Bacterial efflux transporters' polyspecificity - a gift and a curse?

机构信息

Department of Chemistry and Biochemistry, University of Oklahoma, Norman, OK 73072, United States.

Department of Physics, University of Cagliari, 09042 Monserrato (Cagliari), Italy.

出版信息

Curr Opin Microbiol. 2021 Jun;61:115-123. doi: 10.1016/j.mib.2021.03.009. Epub 2021 Apr 30.

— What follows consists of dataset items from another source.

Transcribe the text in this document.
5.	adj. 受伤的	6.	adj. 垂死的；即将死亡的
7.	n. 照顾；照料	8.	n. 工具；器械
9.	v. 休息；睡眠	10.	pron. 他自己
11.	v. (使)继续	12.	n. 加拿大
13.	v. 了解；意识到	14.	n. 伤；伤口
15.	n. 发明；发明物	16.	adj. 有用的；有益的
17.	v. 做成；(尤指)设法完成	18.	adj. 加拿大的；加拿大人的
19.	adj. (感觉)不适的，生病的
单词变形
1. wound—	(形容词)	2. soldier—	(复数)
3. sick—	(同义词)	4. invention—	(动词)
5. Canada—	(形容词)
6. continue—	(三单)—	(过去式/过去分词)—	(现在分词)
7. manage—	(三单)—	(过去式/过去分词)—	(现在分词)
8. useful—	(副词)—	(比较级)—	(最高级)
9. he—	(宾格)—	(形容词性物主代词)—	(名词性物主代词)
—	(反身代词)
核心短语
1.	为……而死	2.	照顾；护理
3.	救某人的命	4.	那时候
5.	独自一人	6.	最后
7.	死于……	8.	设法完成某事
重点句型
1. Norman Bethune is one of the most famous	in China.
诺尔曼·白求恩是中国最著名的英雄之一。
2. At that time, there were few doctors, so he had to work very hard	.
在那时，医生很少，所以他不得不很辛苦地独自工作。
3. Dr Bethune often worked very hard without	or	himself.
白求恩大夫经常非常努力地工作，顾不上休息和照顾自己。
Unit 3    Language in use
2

DOI:10.1016/j.mib.2021.03.009
PMID:33940284
原文链接:https://pmc.ncbi.nlm.nih.gov/articles/PMC8169617/
Abstract

All mechanisms of clinical antibiotic resistance benefit from activities of polyspecific efflux pumps acting to reduce intracellular accumulation of toxins and antibiotics. In Gram-negative bacteria, the major polyspecific efflux transporters belong to the Resistance-Nodulation-cell Division (RND) superfamily of proteins, which are capable of expelling thousands of structurally diverse compounds. Recent structural and functional advances generated novel insights into mechanisms underlying the biochemical versatility of RND transporters. This opinion article reviews these mechanisms and discusses implications of the polyspecificity of RND transporters for bacterial survival and for the development of efflux pump inhibitors effective in clinics.

摘要

所有临床抗生素耐药机制都得益于多特异性外排泵的活动,这些泵可减少细胞内毒素和抗生素的积累。在革兰氏阴性菌中,主要的多特异性外排转运蛋白属于抗性-结节-分裂(RND)蛋白超家族,它们能够排出数千种结构不同的化合物。最近的结构和功能进展为 RND 转运蛋白生化多功能性的机制提供了新的见解。本文综述了这些机制,并讨论了 RND 转运蛋白的多特异性对细菌生存和开发临床上有效的外排泵抑制剂的意义。